Ибо чего мог достичь образованный еврей в те дни, если он не становился юристом или врачом? Эдикт Гарденберга открыл академическую карьеру для евреев, но когда Цунц закончил учебу, это положение было полностью забыто. Поэтому он стал проповедником. Богатый еврей, Якоб Герц Беер, отец двух высокоодаренных сыновей, Джакомо и Михаэля Беера, основал частную синагогу в своем доме, и здесь служили Эдвард Клей, К. Гюнсбург, Дж. Л. Ауэрбах, а с 1820 по 1822 год — Леопольд Цунц. Неизвестно, почему он оставил свою должность, но предполагать, что он был вынужден принять призвание проповедника под давлением обстоятельств, несправедливо. В тот момент он, вероятно, выбрал бы его, даже если бы ему предложили должность ректора Берлинского университета; ибо он был воодушевлен чем-то вроде того духа, который побуждал пророков древности провозглашать и исполнять свою миссию посреди бурь и вопреки угрожающим опасностям.

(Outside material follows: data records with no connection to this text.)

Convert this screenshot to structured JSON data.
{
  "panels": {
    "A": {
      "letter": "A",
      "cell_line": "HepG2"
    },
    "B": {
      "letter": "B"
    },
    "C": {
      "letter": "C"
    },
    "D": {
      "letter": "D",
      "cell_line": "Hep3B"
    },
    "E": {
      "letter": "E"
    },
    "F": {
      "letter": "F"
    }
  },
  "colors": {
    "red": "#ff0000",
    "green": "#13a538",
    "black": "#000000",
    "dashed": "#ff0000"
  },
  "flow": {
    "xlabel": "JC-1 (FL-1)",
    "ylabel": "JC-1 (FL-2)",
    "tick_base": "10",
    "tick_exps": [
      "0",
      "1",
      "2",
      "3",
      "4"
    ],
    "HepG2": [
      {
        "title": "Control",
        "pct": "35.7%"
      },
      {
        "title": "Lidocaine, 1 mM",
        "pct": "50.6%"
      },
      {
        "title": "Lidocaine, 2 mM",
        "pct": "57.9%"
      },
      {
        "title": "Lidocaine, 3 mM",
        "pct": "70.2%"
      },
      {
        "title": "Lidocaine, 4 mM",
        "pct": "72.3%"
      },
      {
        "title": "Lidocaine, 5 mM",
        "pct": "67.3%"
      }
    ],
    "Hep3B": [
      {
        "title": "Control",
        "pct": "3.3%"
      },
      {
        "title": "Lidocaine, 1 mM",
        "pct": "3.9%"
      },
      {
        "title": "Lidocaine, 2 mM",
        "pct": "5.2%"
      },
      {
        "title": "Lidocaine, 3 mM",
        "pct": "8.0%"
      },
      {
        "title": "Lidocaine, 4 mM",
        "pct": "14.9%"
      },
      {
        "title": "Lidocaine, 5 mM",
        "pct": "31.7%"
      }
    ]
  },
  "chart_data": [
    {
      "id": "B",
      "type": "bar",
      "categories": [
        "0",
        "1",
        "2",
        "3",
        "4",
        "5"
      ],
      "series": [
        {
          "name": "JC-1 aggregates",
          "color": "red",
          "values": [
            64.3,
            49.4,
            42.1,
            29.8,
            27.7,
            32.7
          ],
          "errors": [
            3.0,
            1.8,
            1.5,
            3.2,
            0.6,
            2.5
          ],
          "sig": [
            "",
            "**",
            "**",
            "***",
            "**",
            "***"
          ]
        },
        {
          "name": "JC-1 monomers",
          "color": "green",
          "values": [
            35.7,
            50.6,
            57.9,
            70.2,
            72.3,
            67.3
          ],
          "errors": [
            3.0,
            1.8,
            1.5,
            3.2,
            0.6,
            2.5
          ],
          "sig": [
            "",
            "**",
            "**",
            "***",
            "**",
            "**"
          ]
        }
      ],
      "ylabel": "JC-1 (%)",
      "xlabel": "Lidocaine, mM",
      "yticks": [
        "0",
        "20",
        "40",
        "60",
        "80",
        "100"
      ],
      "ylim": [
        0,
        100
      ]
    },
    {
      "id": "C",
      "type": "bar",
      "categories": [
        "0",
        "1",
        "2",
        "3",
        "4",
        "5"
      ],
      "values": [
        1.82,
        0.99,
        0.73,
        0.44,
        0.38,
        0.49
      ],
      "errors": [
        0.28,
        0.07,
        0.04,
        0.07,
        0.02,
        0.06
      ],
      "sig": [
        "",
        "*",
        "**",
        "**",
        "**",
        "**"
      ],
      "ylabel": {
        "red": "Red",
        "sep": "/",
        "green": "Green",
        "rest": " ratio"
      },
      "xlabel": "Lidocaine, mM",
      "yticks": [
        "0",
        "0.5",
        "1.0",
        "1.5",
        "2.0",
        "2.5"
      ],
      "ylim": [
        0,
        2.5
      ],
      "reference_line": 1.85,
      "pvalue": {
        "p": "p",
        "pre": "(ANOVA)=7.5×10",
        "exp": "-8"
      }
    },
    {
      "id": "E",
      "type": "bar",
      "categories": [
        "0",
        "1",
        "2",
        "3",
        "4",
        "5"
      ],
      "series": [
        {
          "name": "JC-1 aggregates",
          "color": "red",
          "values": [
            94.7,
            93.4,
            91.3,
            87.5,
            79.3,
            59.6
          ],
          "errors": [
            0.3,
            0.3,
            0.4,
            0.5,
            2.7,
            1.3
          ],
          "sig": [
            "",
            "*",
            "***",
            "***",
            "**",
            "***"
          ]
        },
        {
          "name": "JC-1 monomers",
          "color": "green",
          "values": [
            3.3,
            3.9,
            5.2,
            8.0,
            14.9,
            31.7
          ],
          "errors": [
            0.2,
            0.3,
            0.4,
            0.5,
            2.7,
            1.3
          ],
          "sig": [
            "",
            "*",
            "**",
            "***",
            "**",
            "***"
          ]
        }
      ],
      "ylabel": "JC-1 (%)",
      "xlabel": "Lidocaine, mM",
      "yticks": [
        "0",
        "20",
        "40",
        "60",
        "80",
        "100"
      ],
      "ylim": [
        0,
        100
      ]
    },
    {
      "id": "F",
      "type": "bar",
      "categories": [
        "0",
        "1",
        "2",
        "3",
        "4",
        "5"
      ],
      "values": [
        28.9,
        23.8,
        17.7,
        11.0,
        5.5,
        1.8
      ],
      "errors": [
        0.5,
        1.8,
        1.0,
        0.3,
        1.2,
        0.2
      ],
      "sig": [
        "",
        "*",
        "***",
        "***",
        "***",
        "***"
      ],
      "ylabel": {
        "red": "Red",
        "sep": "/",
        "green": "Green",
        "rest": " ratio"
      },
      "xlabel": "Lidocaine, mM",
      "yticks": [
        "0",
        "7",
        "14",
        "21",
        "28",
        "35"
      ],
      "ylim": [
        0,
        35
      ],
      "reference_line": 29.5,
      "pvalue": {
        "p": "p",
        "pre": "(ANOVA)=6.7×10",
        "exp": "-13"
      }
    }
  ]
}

Проповеди Цунца, произнесенные с 1820 по 1822 год в первом немецком реформистском храме, поистине проникнуты пророческим духом. Дыхание мощного энтузиазма исходит от пожелтевших страниц. Каждое слово свидетельствует о том, что они были написаны автором мощной индивидуальности, свободным от оков конвенциональной гомилетики и смело прокладывающим новые пути. В еврейском Берлине того времени, среди рационалистического, полуобразованного поколения, нерешительно колеблющегося между Мендельсоном и Шлейермахером, эти новые ноты пробудили сочувственные отклики. Но едва музыка его голоса стала привычной, как она умолкла. В 1823 году королевским кабинетным указом было запрещено проведение еврейского богослужения на немецком языке, а также любые другие нововведения в ритуале, и поэтому немецкие проповеди в синагоге прекратились. Цунц, который говорил как Моисей, теперь хранил молчание как Аарон, в скромности и смирении, уступая неизбежному без злобы и ропота, всегда верный возвышенному идеалу, который вдохновлял его в самых угнетающих обстоятельствах. Он посвятил свои проповеди, произнесенные во время религиозного энтузиазма, «молодежи на распутье», о которой он думал все время, в надежде, что они «окажутся достойными вернуть к Господу сердца, которые из-за обмана или по причине упрямства отпали от Него».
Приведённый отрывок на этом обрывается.